Indeed, in faith He tells us that through Christ we have already become different, that we are “a new creation.” This “new creation” only becomes real through the death of the “old man.” The fact that we have to die—in every sense of the word—both physically and spiritually, shows how gravely God judges our present existence. (The Divine Imperative, pg. 173-174)

Our awareness of our condition, and our willingness to own culpability for our transgressions against the Creator, enables us to approach the beautiful hope, love, joy, and peace of Advent. Hope is built out with substance when death is wagging its finger in our face. The idea of hope can take root in our hearts and actions when it is given weight by the reality that we are a damned people without the Advent. Love is defined with limitations and extravagance when we understand that he has a name, and that we don’t deserve his intervention. The second chapter of Philippians hints at the “theological” significance of the Creator serving the world at the level of the created. We are shown what friendship is in the Advent, and what sacrificial love for friends requires of those who would conform to the love of God.

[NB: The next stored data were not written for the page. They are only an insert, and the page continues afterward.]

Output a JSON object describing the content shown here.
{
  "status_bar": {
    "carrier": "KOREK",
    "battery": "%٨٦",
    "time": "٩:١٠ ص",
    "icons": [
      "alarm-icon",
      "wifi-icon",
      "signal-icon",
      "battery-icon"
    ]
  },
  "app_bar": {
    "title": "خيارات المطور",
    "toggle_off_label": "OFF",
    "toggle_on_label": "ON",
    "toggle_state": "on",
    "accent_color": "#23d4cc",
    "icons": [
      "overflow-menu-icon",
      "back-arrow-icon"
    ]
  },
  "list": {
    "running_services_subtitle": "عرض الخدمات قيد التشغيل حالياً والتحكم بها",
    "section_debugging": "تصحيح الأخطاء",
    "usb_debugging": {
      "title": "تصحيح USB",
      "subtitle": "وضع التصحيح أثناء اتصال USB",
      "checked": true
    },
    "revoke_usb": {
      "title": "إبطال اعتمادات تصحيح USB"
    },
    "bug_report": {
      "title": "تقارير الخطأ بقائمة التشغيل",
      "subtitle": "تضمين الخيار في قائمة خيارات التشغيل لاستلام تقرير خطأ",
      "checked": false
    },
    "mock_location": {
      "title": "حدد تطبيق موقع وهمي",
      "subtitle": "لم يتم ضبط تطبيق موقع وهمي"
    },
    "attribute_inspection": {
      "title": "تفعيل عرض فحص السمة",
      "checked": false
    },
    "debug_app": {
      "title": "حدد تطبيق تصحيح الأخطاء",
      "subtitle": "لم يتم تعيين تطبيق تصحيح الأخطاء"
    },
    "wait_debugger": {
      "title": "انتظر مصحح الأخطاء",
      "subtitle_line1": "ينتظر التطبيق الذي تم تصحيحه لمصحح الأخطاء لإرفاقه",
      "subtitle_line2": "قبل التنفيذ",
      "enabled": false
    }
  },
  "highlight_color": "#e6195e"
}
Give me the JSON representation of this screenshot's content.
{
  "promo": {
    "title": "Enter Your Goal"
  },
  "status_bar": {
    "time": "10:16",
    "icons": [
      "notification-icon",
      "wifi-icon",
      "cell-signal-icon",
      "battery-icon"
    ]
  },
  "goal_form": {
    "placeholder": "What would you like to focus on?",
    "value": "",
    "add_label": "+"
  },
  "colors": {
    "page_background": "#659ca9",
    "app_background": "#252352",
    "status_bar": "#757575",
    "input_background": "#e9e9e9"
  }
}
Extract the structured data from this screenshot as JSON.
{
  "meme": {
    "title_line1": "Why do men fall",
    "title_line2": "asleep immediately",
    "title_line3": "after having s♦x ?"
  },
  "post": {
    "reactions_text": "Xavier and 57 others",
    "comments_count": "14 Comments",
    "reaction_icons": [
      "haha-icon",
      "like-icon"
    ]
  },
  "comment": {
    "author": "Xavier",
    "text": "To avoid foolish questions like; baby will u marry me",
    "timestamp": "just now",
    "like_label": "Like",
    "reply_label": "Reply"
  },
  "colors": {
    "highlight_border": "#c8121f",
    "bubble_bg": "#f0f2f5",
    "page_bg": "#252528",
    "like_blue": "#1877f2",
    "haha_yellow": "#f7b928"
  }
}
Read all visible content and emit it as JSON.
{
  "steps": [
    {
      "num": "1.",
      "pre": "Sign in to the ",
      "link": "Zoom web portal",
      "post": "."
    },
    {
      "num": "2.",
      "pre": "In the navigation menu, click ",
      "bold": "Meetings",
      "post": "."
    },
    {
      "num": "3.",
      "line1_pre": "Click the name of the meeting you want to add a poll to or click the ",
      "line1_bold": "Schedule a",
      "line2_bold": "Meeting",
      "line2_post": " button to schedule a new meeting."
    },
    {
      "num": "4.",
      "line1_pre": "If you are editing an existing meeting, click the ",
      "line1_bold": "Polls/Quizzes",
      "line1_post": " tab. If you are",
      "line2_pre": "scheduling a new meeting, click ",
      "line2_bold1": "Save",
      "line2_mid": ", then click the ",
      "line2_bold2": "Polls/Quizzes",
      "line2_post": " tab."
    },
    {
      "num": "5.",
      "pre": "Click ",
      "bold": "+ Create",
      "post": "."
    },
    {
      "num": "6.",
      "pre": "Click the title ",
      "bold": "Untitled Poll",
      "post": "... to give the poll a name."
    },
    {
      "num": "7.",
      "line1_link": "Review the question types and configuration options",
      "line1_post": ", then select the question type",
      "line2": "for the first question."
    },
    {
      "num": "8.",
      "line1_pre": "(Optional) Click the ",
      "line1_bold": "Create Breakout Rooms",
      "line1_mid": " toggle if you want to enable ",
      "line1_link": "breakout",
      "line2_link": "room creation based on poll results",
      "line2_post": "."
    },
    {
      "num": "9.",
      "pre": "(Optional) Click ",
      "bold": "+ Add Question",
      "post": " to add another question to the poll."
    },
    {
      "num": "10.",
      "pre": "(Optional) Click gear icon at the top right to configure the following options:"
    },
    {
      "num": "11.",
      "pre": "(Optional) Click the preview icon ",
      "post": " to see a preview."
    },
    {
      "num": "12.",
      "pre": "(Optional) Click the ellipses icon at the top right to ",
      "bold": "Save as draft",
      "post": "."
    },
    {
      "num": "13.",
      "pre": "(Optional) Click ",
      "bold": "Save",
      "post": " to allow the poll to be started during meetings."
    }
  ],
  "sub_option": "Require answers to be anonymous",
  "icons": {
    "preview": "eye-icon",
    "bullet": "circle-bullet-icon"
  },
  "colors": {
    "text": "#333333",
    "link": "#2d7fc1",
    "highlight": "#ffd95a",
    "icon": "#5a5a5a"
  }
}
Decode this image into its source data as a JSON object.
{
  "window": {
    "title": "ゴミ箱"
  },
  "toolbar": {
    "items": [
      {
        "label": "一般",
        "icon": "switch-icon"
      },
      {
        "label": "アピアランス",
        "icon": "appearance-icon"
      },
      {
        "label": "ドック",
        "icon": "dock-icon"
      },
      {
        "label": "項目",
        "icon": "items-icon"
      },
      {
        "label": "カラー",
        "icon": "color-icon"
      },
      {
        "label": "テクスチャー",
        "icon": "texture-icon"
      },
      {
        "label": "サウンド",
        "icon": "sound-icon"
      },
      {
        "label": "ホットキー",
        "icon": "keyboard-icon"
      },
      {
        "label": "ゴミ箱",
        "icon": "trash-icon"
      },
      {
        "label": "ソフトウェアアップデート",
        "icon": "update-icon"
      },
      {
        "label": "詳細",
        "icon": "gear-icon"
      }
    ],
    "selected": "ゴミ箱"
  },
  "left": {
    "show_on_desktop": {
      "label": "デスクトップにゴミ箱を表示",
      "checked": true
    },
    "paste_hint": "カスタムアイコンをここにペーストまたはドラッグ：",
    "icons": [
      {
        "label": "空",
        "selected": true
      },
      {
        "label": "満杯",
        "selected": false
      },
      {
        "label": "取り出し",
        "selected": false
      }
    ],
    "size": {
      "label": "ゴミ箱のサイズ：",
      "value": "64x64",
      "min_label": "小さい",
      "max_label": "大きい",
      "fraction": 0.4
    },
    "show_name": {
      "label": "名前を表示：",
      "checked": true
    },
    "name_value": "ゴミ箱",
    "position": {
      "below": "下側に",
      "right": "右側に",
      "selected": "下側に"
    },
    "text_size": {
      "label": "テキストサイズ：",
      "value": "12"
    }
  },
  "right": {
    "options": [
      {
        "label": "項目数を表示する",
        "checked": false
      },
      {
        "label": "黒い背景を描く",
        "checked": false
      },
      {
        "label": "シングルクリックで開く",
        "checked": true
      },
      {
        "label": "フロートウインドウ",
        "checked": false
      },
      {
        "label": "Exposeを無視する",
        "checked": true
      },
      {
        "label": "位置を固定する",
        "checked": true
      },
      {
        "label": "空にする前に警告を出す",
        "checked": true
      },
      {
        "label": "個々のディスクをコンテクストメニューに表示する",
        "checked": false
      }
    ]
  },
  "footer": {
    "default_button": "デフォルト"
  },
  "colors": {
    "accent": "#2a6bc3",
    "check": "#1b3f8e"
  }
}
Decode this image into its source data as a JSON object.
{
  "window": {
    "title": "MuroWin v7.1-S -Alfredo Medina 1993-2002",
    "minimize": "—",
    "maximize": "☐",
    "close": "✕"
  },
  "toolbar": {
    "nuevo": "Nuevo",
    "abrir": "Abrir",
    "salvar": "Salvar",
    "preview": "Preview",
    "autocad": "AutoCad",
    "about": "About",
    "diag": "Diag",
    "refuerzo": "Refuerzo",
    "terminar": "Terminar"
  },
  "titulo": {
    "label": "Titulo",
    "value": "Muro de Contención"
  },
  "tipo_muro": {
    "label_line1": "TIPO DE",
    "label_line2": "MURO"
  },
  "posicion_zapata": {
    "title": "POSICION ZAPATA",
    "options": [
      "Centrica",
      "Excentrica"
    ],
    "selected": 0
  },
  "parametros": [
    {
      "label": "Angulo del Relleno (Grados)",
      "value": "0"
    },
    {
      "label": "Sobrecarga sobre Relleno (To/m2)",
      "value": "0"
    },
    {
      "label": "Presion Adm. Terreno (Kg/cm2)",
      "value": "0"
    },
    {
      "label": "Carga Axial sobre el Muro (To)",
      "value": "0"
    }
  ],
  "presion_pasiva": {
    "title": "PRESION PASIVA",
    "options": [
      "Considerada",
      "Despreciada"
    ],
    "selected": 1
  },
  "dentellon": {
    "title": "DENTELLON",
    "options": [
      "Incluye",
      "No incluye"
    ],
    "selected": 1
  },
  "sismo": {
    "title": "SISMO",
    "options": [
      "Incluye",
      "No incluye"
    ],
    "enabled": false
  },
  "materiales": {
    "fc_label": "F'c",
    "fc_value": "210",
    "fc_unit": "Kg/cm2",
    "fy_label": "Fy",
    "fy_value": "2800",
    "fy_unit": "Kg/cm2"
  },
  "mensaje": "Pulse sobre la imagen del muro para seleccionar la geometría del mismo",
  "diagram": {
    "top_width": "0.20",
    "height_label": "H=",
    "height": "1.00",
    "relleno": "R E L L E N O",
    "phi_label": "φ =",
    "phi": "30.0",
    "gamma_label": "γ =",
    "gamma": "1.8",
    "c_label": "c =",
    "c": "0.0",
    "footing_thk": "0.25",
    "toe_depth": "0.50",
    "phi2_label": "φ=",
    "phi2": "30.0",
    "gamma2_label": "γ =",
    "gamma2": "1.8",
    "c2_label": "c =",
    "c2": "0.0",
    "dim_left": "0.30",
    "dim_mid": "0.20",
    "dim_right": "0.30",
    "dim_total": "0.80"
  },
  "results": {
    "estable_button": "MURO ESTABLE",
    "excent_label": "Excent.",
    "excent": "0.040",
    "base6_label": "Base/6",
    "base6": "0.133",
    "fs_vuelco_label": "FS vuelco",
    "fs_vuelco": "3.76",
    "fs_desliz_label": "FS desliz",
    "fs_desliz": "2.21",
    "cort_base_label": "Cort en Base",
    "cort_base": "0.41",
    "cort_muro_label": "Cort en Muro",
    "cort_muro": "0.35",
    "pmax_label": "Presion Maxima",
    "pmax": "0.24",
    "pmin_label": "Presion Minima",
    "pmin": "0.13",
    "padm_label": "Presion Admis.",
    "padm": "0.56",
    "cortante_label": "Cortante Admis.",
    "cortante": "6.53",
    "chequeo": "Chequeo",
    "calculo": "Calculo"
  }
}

Having experienced the hope and love of Christ, a divinely empowered joy begins to take residence in our daily postures. Fear of loss is named for what it is, a distracting lie. Joy is given its proper footing in our relational posturing. The Advent gives us a name: the beloved. When one is deeply loved with transformative power, joy is the proper response. We are chosen ones, and we celebrate our new identity as such. As faith in the Advent of Christ produces hope, love, and joy within us, a peace that passes understanding girds our hearts and minds. Even the darkest moments no longer spell death for us. Where once stood the long dark finger of judgment, now stands the extended hand of love…calling us into an intimate eternity with the resurrected One. The peace offered by the Advent tells us that death is no longer our master; that it no longer has a sting. Man is dead, and God has been made man, so that he might share in that death. Death then is identified for what it was always meant to be, the scent of true need. Need is most clearly understood when the provision is revealed in the same room. In Christ we see the fragility of humankind married to the sovereignty of God, and we become unbreakable within him. The one who sees this, feels this, owns this, and becomes this, cannot help but know peace.

Christmas has been consistently meaningful for me throughout my life; the movies, the songs, the food, the decorations, the presents, and the reflective ceremonies. One of my favorite Christmas movies, or movies period, is White Christmas with Bing Crosby. That movie gives me the feel-goods every time I watch it. That said, there are two particular scenes in another movie that strike a much deeper place within me. Nothing reflects my general mood during the Christmas season like these two scenes in A Charlie Brown Christmas. It’s these two scenes that speak of our general human awareness that all is not well, and yet that the cure has been provided. The first scene is in the beginning when Charlie Brown just isn’t feeling it. He knows that something is ironically out of place. He sees the paradox, and confides in his conversation partner. Near the end of the movie Linus helps Charlie Brown see what he has really always known, that Christmas is not about self-fulfillment. Christmas is not about parties and gifts. It’s about an epic show of divine power and love. We can’t capture that transcendent beauty in a season, or even a moment, but we can cultivate it there…at Christmas. We can write the Advent into that day, into that season, and do so in tangible ways that remind us that eternity has embraced us in the one born of Mary, Christ Jesus our Lord.